Граф встал и отправился к детям.
— Что с вами, барон? Вы так озабочены, — сказала г-жа д’Ерми, когда они остались одни.
— Что со мною?.. Я нахожу, что вы прекрасная мать, — отвечал де Бэ.
— И это вас удивляет?
— Нет; но огорчает — да.
— Отчего?
— Оттого, что, когда вы заняты теми, кого вы любите, вы забываете тех, кто вас любит.
— Что, упреки?
— Нет, простое размышление.
— Так вы ревнуете?
— Отчего же и нет?
— К моей дочери!.. Согласитесь, что это похоже на требовательность.
— Чем труднее и невозможнее уничтожить привязанность, развития которой мы боимся, тем более причин к ревности.
— Вы в дурном расположении духа, барон, но я извиняю вас.
— В минуту разлуки — меньше этого трудно что-нибудь сделать… да и это извинение так близко подходит к состраданию.
— Ведь это почти настоящая ссора влюбленных? Продолжайте, барон, это молодит нас обоих.
— Это вам напоминает то время, когда вы любили?..
— И в которое была любима.
Они замолчали.
— Ну, — начала г-жа д’Ерми, — в чем вам угодно упрекнуть меня?
— И вы еще спрашиваете в чем? Я прихожу, я оставляю все, чтобы провести час или два с вами, а вы не хотите остаться со мной ни одной минуты; при каждом стуке экипажа вы тревожитесь, вы оставляете все, чтоб узнать, не приехала ли ваша дочь, и приближаетесь ко мне для того только, чтобы сказать мне, что через два дня вы уедете с нею из Парижа. Согласитесь же, графиня, что после этого я имею право немного сердиться.

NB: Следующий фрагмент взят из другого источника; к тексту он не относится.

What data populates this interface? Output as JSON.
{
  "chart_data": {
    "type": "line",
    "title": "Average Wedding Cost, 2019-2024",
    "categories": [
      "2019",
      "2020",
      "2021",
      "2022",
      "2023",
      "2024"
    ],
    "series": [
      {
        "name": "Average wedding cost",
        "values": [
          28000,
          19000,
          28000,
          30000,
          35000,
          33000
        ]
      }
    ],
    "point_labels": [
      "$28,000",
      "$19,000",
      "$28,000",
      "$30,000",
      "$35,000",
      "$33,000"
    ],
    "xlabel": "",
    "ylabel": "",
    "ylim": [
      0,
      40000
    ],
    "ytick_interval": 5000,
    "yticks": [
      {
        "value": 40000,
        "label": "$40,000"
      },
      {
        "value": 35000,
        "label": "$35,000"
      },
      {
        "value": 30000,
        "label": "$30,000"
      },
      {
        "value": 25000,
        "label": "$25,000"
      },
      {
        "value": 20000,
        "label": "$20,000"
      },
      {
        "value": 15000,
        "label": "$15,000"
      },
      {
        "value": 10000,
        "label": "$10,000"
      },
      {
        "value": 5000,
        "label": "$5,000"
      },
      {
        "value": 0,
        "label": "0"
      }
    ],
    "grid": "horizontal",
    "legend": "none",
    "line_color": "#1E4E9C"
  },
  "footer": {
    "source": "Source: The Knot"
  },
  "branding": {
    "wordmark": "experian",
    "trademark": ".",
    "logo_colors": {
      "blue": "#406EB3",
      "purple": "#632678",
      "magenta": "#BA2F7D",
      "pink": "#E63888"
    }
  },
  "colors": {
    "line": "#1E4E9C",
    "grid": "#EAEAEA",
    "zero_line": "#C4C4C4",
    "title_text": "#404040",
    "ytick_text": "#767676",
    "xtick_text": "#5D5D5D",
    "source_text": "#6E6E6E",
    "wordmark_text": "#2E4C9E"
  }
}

— Нахожусь даже в необходимости сознаться, что вы употребляете во зло это право, но, однако, поговорим об этом: вас печалит, что я оставляю Париж и что вы должны со мною расстаться? Так поедем вместе.
— Вы хорошо знаете, что я не приму вашего предложения.
— Из злости? О, барон, это нехорошо!
— А граф?
— Граф делает все, что я хочу; а я — все, что хотите вы.
— Решительно, — сказал барон, целуя протянутую ему руку, — вы очаровательны.
— Граф пригласит вас завтра сам, и вы должны будете к нам приехать…
— Спустя два, три дня после вашего отъезда, не так ли? Но что подумает Мари о моем пребывании в вашем замке?